Friday 09 September 2022
Workout Plan: Explosive Power
Purpose: To enhance sports performance by focusing on explosive movements and speed, targeting the upper body, lower body, and core muscles for stability and balance.
Warm Up:
3 rounds:
- 10 shoulder taps
- 10 supine leg overs
- 3/3 hip openers
- 5/5 1-arm kettlebell swings
- 10 bunny hops
Part A: Explosive Drills
Measure: Time (Speed)
E5MOM x 8 (Every 5 Minutes on the Minute for 8 rounds):
- 10 landmine truck drivers
- 6/6 explosive lunge side steps
- 12 cal hard ski
- 15 jumping squats with a dumbbell
- 10/10 side plank reach throughs
Muscle Groups:
- Core muscles: Landmine truck drivers and side plank reach throughs engage the abdominal muscles, obliques, and lower back muscles for stability and core strength.
- Lower body: Explosive lunge side steps, jumping squats with a dumbbell, and bunny hops target the quadriceps, hamstrings, glutes, and calves, improving lower body strength and power.

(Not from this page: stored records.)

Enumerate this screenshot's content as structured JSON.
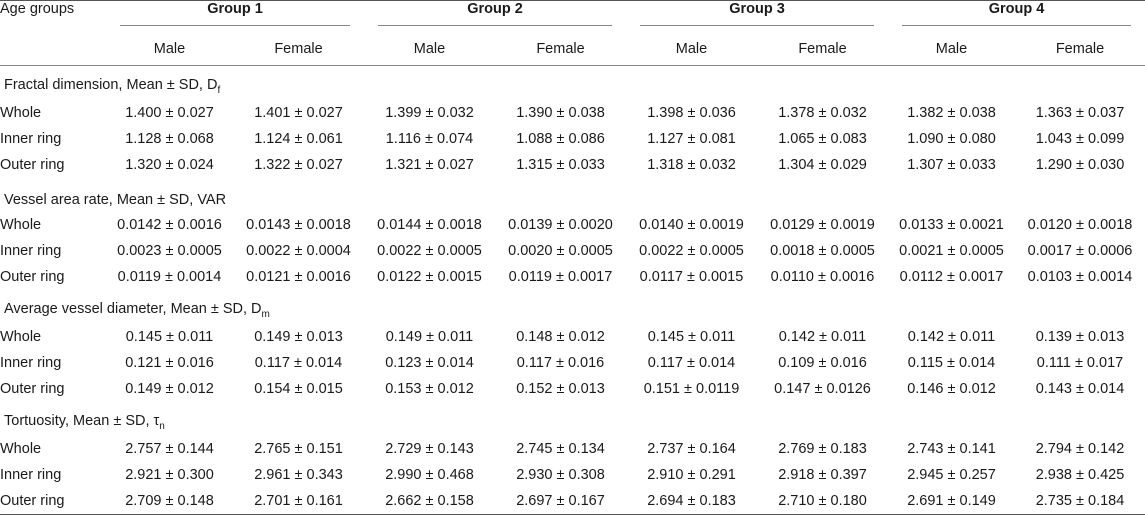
{
  "header": {
    "age_groups_label": "Age groups",
    "groups": [
      "Group 1",
      "Group 2",
      "Group 3",
      "Group 4"
    ],
    "sexes": [
      "Male",
      "Female"
    ]
  },
  "sections": [
    {
      "title": "Fractal dimension, Mean ± SD, D",
      "symbol_sub": "f",
      "rows": [
        {
          "label": "Whole",
          "values": [
            "1.400 ± 0.027",
            "1.401 ± 0.027",
            "1.399 ± 0.032",
            "1.390 ± 0.038",
            "1.398 ± 0.036",
            "1.378 ± 0.032",
            "1.382 ± 0.038",
            "1.363 ± 0.037"
          ]
        },
        {
          "label": "Inner ring",
          "values": [
            "1.128 ± 0.068",
            "1.124 ± 0.061",
            "1.116 ± 0.074",
            "1.088 ± 0.086",
            "1.127 ± 0.081",
            "1.065 ± 0.083",
            "1.090 ± 0.080",
            "1.043 ± 0.099"
          ]
        },
        {
          "label": "Outer ring",
          "values": [
            "1.320 ± 0.024",
            "1.322 ± 0.027",
            "1.321 ± 0.027",
            "1.315 ± 0.033",
            "1.318 ± 0.032",
            "1.304 ± 0.029",
            "1.307 ± 0.033",
            "1.290 ± 0.030"
          ]
        }
      ]
    },
    {
      "title": "Vessel area rate, Mean ± SD, VAR",
      "symbol_sub": "",
      "rows": [
        {
          "label": "Whole",
          "values": [
            "0.0142 ± 0.0016",
            "0.0143 ± 0.0018",
            "0.0144 ± 0.0018",
            "0.0139 ± 0.0020",
            "0.0140 ± 0.0019",
            "0.0129 ± 0.0019",
            "0.0133 ± 0.0021",
            "0.0120 ± 0.0018"
          ]
        },
        {
          "label": "Inner ring",
          "values": [
            "0.0023 ± 0.0005",
            "0.0022 ± 0.0004",
            "0.0022 ± 0.0005",
            "0.0020 ± 0.0005",
            "0.0022 ± 0.0005",
            "0.0018 ± 0.0005",
            "0.0021 ± 0.0005",
            "0.0017 ± 0.0006"
          ]
        },
        {
          "label": "Outer ring",
          "values": [
            "0.0119 ± 0.0014",
            "0.0121 ± 0.0016",
            "0.0122 ± 0.0015",
            "0.0119 ± 0.0017",
            "0.0117 ± 0.0015",
            "0.0110 ± 0.0016",
            "0.0112 ± 0.0017",
            "0.0103 ± 0.0014"
          ]
        }
      ]
    },
    {
      "title": "Average vessel diameter, Mean ± SD, D",
      "symbol_sub": "m",
      "rows": [
        {
          "label": "Whole",
          "values": [
            "0.145 ± 0.011",
            "0.149 ± 0.013",
            "0.149 ± 0.011",
            "0.148 ± 0.012",
            "0.145 ± 0.011",
            "0.142 ± 0.011",
            "0.142 ± 0.011",
            "0.139 ± 0.013"
          ]
        },
        {
          "label": "Inner ring",
          "values": [
            "0.121 ± 0.016",
            "0.117 ± 0.014",
            "0.123 ± 0.014",
            "0.117 ± 0.016",
            "0.117 ± 0.014",
            "0.109 ± 0.016",
            "0.115 ± 0.014",
            "0.111 ± 0.017"
          ]
        },
        {
          "label": "Outer ring",
          "values": [
            "0.149 ± 0.012",
            "0.154 ± 0.015",
            "0.153 ± 0.012",
            "0.152 ± 0.013",
            "0.151 ± 0.0119",
            "0.147 ± 0.0126",
            "0.146 ± 0.012",
            "0.143 ± 0.014"
          ]
        }
      ]
    },
    {
      "title": "Tortuosity, Mean ± SD, τ",
      "symbol_sub": "n",
      "rows": [
        {
          "label": "Whole",
          "values": [
            "2.757 ± 0.144",
            "2.765 ± 0.151",
            "2.729 ± 0.143",
            "2.745 ± 0.134",
            "2.737 ± 0.164",
            "2.769 ± 0.183",
            "2.743 ± 0.141",
            "2.794 ± 0.142"
          ]
        },
        {
          "label": "Inner ring",
          "values": [
            "2.921 ± 0.300",
            "2.961 ± 0.343",
            "2.990 ± 0.468",
            "2.930 ± 0.308",
            "2.910 ± 0.291",
            "2.918 ± 0.397",
            "2.945 ± 0.257",
            "2.938 ± 0.425"
          ]
        },
        {
          "label": "Outer ring",
          "values": [
            "2.709 ± 0.148",
            "2.701 ± 0.161",
            "2.662 ± 0.158",
            "2.697 ± 0.167",
            "2.694 ± 0.183",
            "2.710 ± 0.180",
            "2.691 ± 0.149",
            "2.735 ± 0.184"
          ]
        }
      ]
    }
  ]
}
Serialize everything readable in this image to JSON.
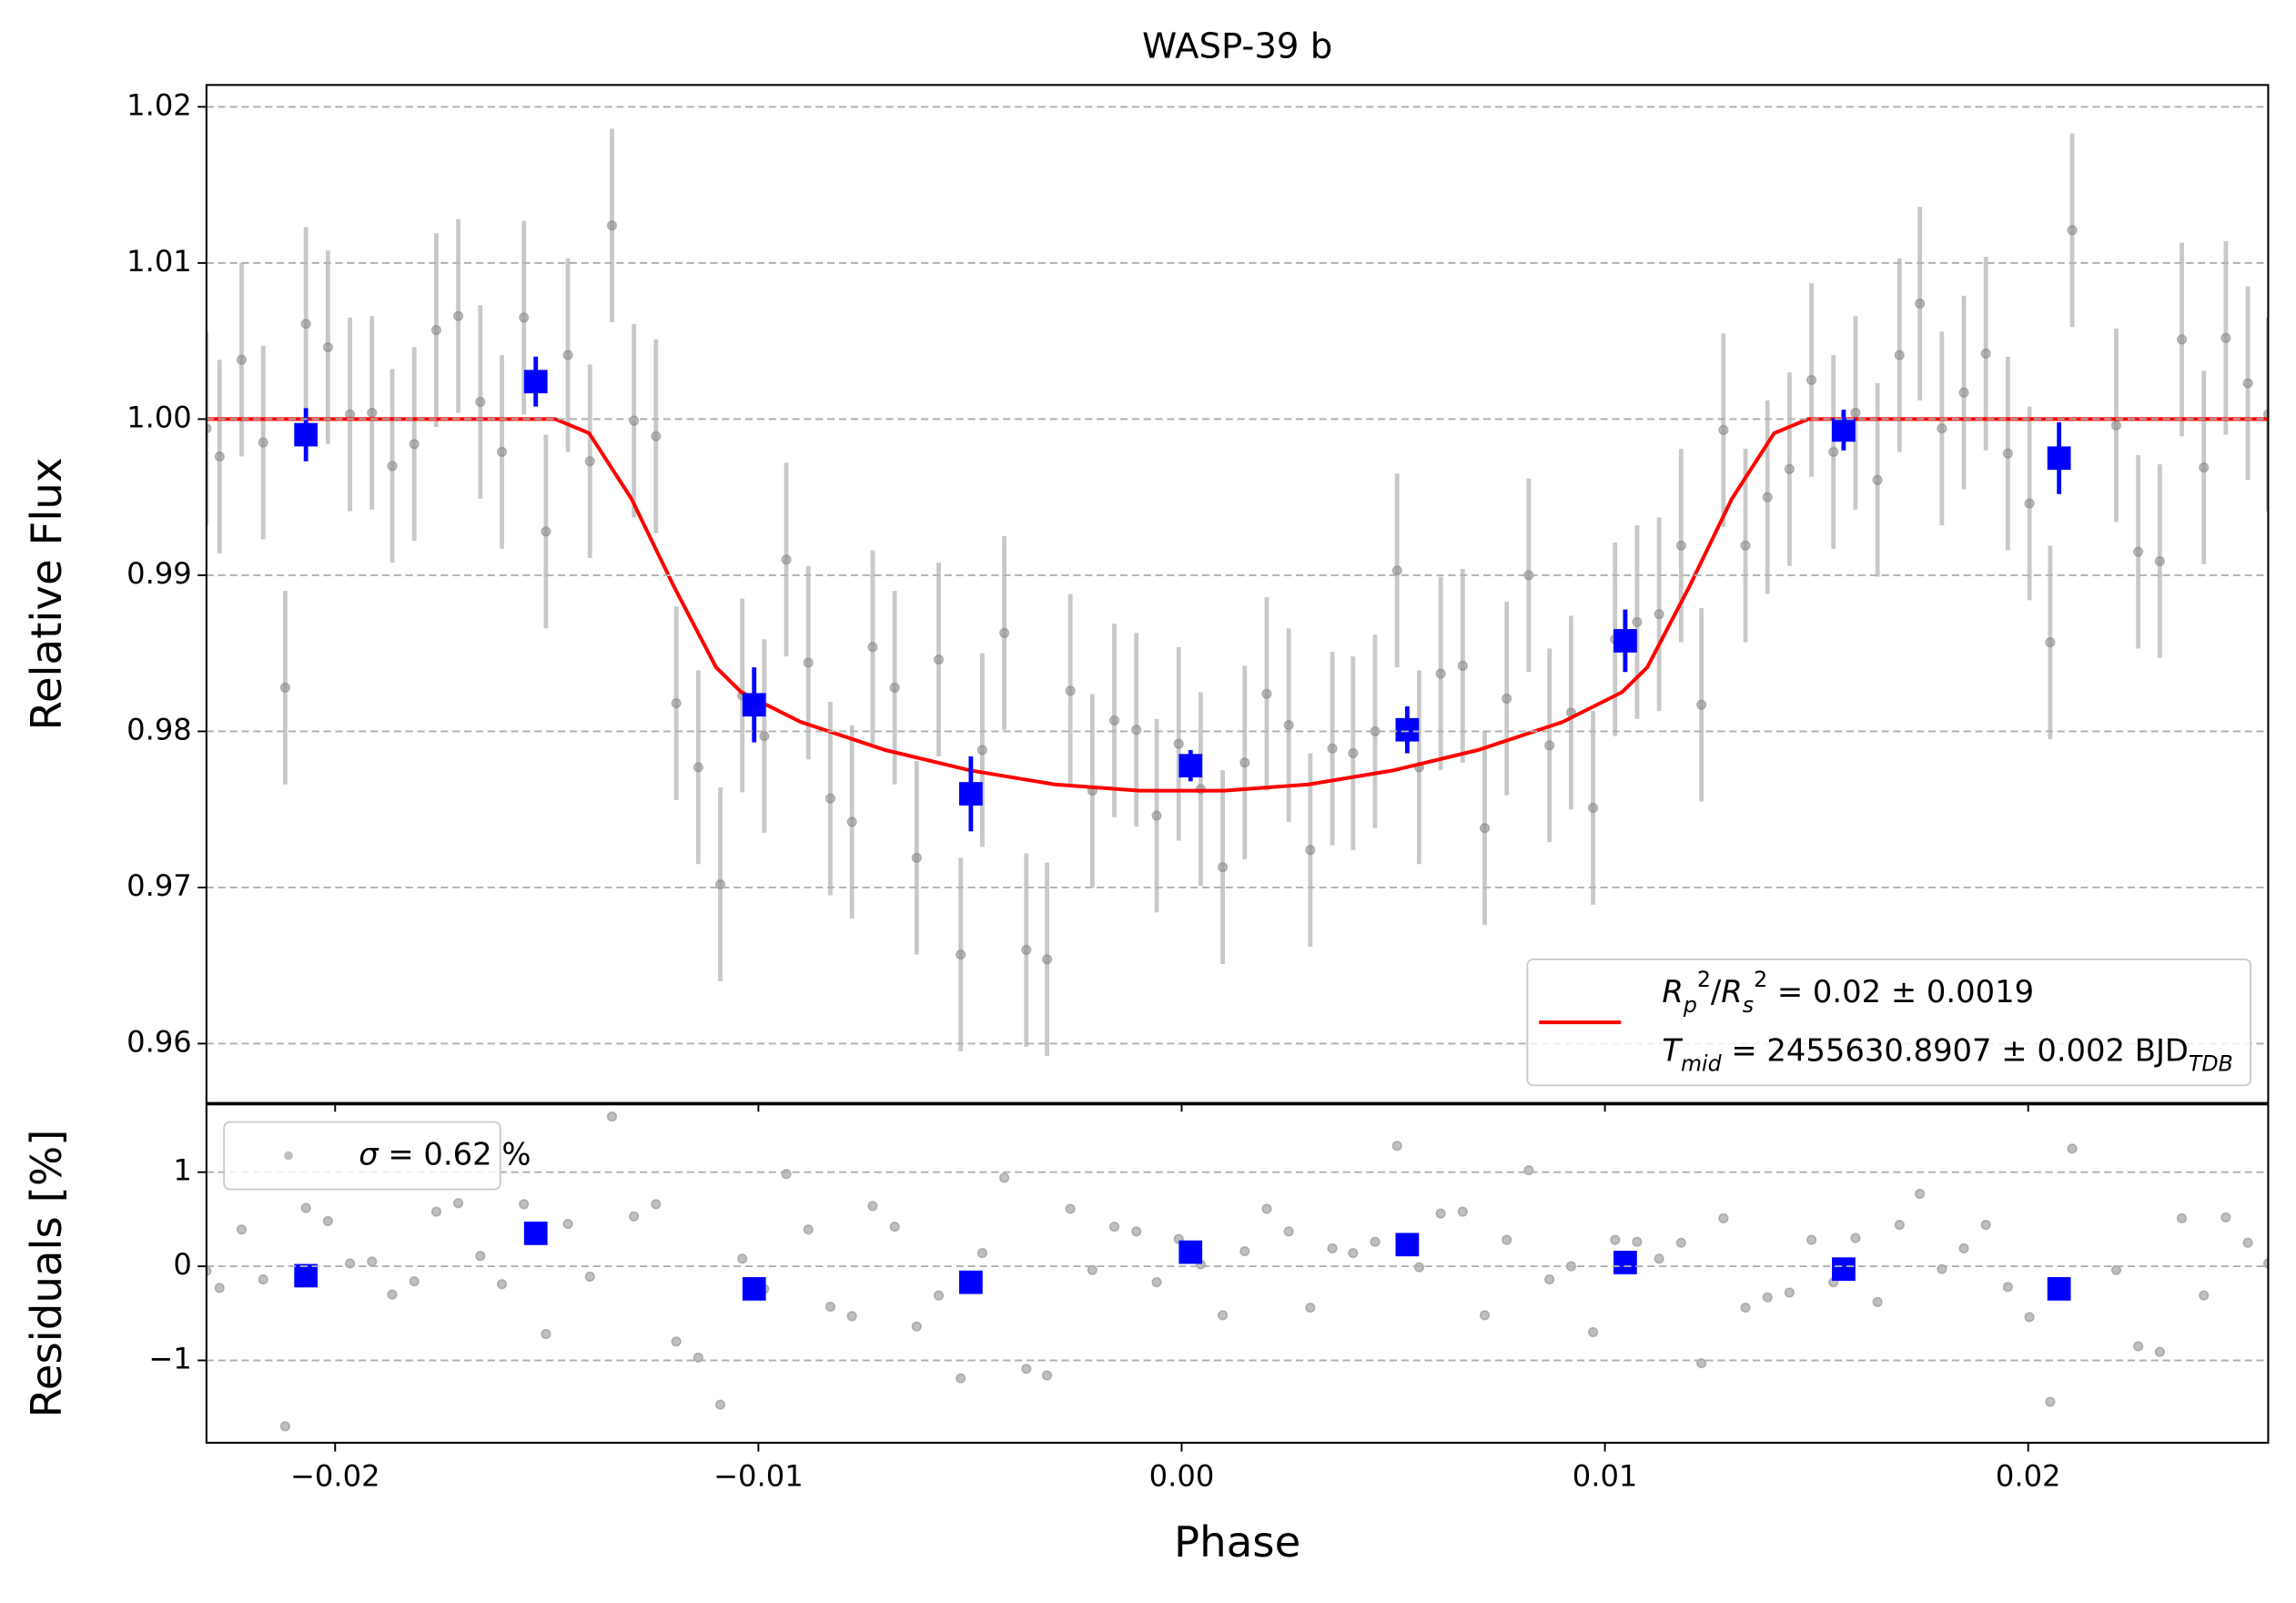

- Upper body: 1-arm kettlebell swings engage the shoulders, back, and arms, building and strengthening the upper body.
- Cardiovascular: Hard ski exercises provide a cardiovascular challenge, improving endurance and overall sports performance.
This workout plan is designed to enhance sports performance by focusing on explosive movements and speed, targeting the upper body, lower body, and core muscles for stability and balance. The combination of compound and isolation exercises ensures a well-rounded workout that targets all major muscle groups. The variety of exercises also helps to improve overall coordination, balance, and athletic performance.